Gaza Boat to Sail from Lebanon

The "Free Gaza" movement is raising the stakes with a Lebanese vessel that plans to try and run the blockade in January.

Hana Levi Julian ,

Free Gaza activists (file)
Free Gaza activists (file)
Israel News Photo: (Flash 90)

The "Free Gaza" movement is raising the stakes with a new vessel from Lebanon that will try and run the Gaza blockade in January. Meanwhile, Israel arrested an inter-married Israeli woman who founded a pro-Arab activist organization. 
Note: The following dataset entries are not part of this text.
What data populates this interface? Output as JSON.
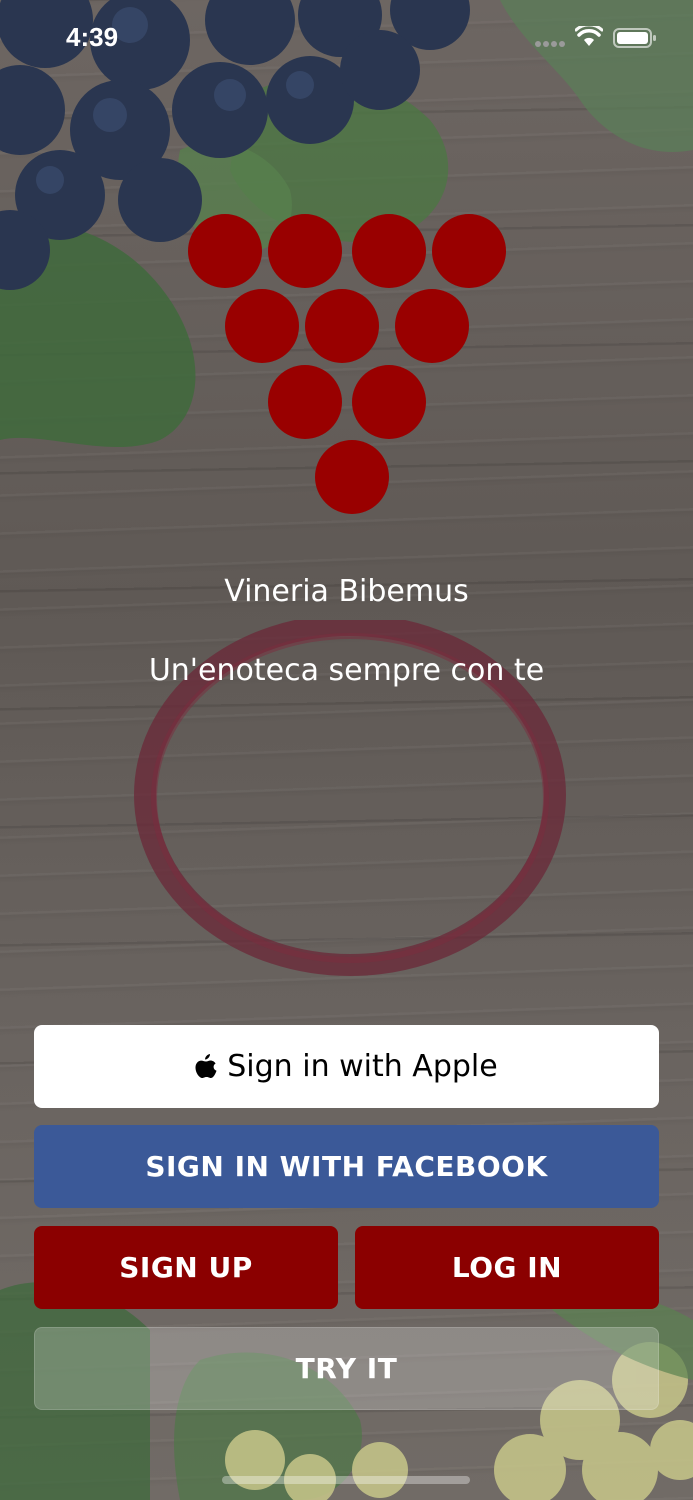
{
  "status_bar": {
    "time": "4:39",
    "signal_icon": "cellular-signal-icon",
    "wifi_icon": "wifi-icon",
    "battery_icon": "battery-icon"
  },
  "brand": {
    "logo_icon": "grape-cluster-logo-icon",
    "title": "Vineria Bibemus",
    "tagline": "Un'enoteca sempre con te"
  },
  "buttons": {
    "apple_label": "Sign in with Apple",
    "facebook_label": "SIGN IN WITH FACEBOOK",
    "signup_label": "SIGN UP",
    "login_label": "LOG IN",
    "try_label": "TRY IT"
  },
  "colors": {
    "brand_red": "#8b0000",
    "facebook_blue": "#3b5998",
    "apple_button_bg": "#ffffff",
    "text_light": "#ffffff"
  }
}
Neta Golan, 38, attempted to leave Gaza through the Erez Crossing on Monday after arriving in the region Saturday on the SS Dignity, a Qatari ship which sailed from Cyprus. The vessel, which carried a Qatari delegation, Lebanese activists and journalists from Israel and Lebanon, was the fifth boat to be sent to the region organized by the "Free Gaza" movement.

 

Golan, a Palestinian Authority resident and co-founder of the pro-Arab International Solidarity Movement (ISM), was arrested by Israeli police as she tried to cross the security barrier without proper authorization. The pro-Arab activist group loudly protested the arrest, saying she had not committed any crime.

 

Golan herself told reporters prior to leaving Gaza that she was felt it was her "duty" to go to Gaza "to raise awareness to Israel's actions" in the area, adding that she and other activists "broke the siege."

 

According to a posting on the Free Gaza movement's website, Golan "has actively resisted the occupation, participating in hundreds of demonstrations against the (Judea and Samaria security barrier –ed.) wall and the illegal settler roads. She is married and lives in Ramallah with her Palestinian husband and two children."

 

The next vessel to head for the region reportedly will be a cargo ship which is expected to set out from southern Lebanon on January 3, under European flags. The vessel will first sail to Cyprus, where authorities at Lanarca port will inspect its cargo, passengers and crew before it proceeds to Gaza, said Lebanese university law professor Hani Sleiman.

 

The waters around Gaza fall under the jurisdiction of the State of Israel, as determined under the Oslo Accords. Activists have sought to challenge Israel's sovereignty over the region and the waters around it through attempts to reach Gaza by sea since the first voyage in August 2008. More often than not, Jerusalem has opted to avoid a conflict and resultant media coverage by choosing to allow the boats to dock at the Gaza shore.   

 

Israel and Egypt sealed the borders around Gaza since the Hamas terrorist organization seized total control of the region in its struggle with the rival Fatah faction.

 

Fatah has managed to retain control of the "presidency" and prime ministership of the Palestinian Authority from Ramallah, where it maintains control of Judea and Samaria.